Alessandro Florenzi

(Gazzetta dello Sport – M. Cecchini/D. Stoppini) In fondo c’è sempre un filo che ci lega al dolore del passato e alla speranza del futuro. Ulisse l’Eroe partiva e soffriva, Penelope la (presunta) Debole restava e attendeva. Alla fine, se ci pensate, hanno vinto (e perso) entrambi. Per questo probabilmente Alessandro Florenzi è stato in qualche modo profetico quando, nei giorni del tormento, ha chiamato sua figlia proprio Penelope. C’era una pazienza da imparare, un tempo dilatato in cui immergere desideri e timori: chi meglio di una bambina alla scoperta del mondo e una moglie innamorata (Ilenia) avrebbero potuto occuparsi di questa sorta di didattica sentimentale? Adesso Alessandro è tornato e dice grazie a tutti. Al destino che gli ha ridato un posto da titolare a due anni esatti dallo straordinario gol al Barcellona (16 settembre 2015); ai 99 palloni giocati nella prima partita di due giorni fa contro il Verona – nessuno più di lui – che gli ricordano come si possa sempre fare un pizzico meglio; persino a Valoti che, andando lungo disteso sulla sua finta, ha impreziosito l’assist del secondo gol giallorosso.

IL BUIO Tutto bello, quindi? Solo ora, quando il tunnel è finito. Il 26 ottobre 2016 – quando il centro Italia tremava per il terremoto e lui per la paura causata dall’infortunio al ginocchio – e il 14 febbraio, quando la ricaduta faceva ripartire tutto da zero, lo stato d’animo di Florenzi era completamente diverso. «I primi momenti non ne potevo più del calcio – ha raccontato –, guardavo solo la partita della Roma allo stadio e poi c’era il buio. Mi dava fastidio, era difficile vedere altri match. Il periodo dell’infortunio, però, l’ho usato per me, nella mia testa, per rendermi ancora più uomo rispetto a quello che ero, mi ha reso più consapevole che serve del lavoro per andare avanti. Sono cresciuto come uomo, ma anche come calciatore, perché stando fuori vedi tante cose». Le cose che contano, però, sono altre, e Alessandro lo sa. «Tutto questo va messo in secondo piano, nel senso che se non avessi avuto gli affetti vicino, non sarei riuscito a fare questo. Senza mia moglie e mia figlia non sarei riuscito assolutamente a fare tutto quello che ho fatto. Mi hanno aiutato dal primo all’ultimo giorno, mentre nel mondo del calcio chi mi ha aiutato di più è stato Daniele De Rossi».

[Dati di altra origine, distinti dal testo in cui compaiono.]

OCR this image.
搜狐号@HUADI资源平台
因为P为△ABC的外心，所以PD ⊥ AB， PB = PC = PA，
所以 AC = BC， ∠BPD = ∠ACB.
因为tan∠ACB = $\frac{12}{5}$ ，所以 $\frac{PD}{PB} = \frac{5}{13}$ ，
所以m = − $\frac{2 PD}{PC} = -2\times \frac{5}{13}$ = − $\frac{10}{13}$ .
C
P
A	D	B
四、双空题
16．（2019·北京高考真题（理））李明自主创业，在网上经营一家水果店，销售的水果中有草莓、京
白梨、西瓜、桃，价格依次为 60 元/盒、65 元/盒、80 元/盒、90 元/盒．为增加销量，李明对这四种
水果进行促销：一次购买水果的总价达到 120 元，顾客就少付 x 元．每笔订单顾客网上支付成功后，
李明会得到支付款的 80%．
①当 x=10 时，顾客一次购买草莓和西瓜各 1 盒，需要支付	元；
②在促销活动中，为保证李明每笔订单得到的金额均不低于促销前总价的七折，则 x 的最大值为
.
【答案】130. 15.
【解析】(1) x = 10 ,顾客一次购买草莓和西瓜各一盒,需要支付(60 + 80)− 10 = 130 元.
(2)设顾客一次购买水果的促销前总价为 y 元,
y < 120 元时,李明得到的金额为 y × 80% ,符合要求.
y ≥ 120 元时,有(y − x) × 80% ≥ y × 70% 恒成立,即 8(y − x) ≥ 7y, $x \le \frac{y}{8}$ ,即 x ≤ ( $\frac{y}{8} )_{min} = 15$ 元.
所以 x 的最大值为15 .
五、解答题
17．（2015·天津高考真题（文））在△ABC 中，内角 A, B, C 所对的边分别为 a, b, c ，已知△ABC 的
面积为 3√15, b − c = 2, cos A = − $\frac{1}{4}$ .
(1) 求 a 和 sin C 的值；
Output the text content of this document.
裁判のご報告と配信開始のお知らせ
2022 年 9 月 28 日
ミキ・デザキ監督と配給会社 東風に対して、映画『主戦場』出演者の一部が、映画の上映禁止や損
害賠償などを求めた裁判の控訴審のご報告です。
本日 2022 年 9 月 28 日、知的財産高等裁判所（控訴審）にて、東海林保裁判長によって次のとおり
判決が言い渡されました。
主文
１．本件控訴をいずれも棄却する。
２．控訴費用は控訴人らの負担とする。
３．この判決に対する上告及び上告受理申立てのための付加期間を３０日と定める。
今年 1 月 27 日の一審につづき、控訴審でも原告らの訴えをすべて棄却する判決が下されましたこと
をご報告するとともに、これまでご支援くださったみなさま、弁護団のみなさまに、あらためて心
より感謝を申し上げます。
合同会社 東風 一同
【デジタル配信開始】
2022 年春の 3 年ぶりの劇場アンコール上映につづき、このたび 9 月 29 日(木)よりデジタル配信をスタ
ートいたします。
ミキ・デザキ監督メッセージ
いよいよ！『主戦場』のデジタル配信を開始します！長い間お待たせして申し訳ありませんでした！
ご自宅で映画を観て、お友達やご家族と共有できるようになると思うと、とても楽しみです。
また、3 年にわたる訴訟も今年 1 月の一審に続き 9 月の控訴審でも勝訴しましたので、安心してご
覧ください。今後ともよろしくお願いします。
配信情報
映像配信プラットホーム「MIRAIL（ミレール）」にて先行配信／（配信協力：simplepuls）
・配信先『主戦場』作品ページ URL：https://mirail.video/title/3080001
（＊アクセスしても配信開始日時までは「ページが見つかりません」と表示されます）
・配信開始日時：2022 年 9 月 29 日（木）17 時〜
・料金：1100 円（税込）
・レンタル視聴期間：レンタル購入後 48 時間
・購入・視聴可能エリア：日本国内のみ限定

OBIETTIVO ITALIA Adesso che il filo di Penelope è tornato a ricongiungersi col passato, oltre alla Roma c’è la Nazionale che lo attende, anche perché il milanista Conti sarà fuori a lungo per infortunio. «Gli mando un grosso abbraccio – ha detto Alessandro – . Questo è solo un ostacolo verso la carriera fantastica che avrà da calciatore. Certo, ora uno degli obiettivi che ho è il ritorno in azzurro, ma questo passerà dalle mie prestazioni con la Roma. Abbiamo la possibilità di stare in alto, ma dobbiamo pensare che ogni partita sia una finale: il gruppo è solido, i giocatori sono bravi, quindi non dobbiamo porci limiti». Come dire, grazie a Penelope, Ulisse è tornato a casa, e vuole ricominciare a regnare.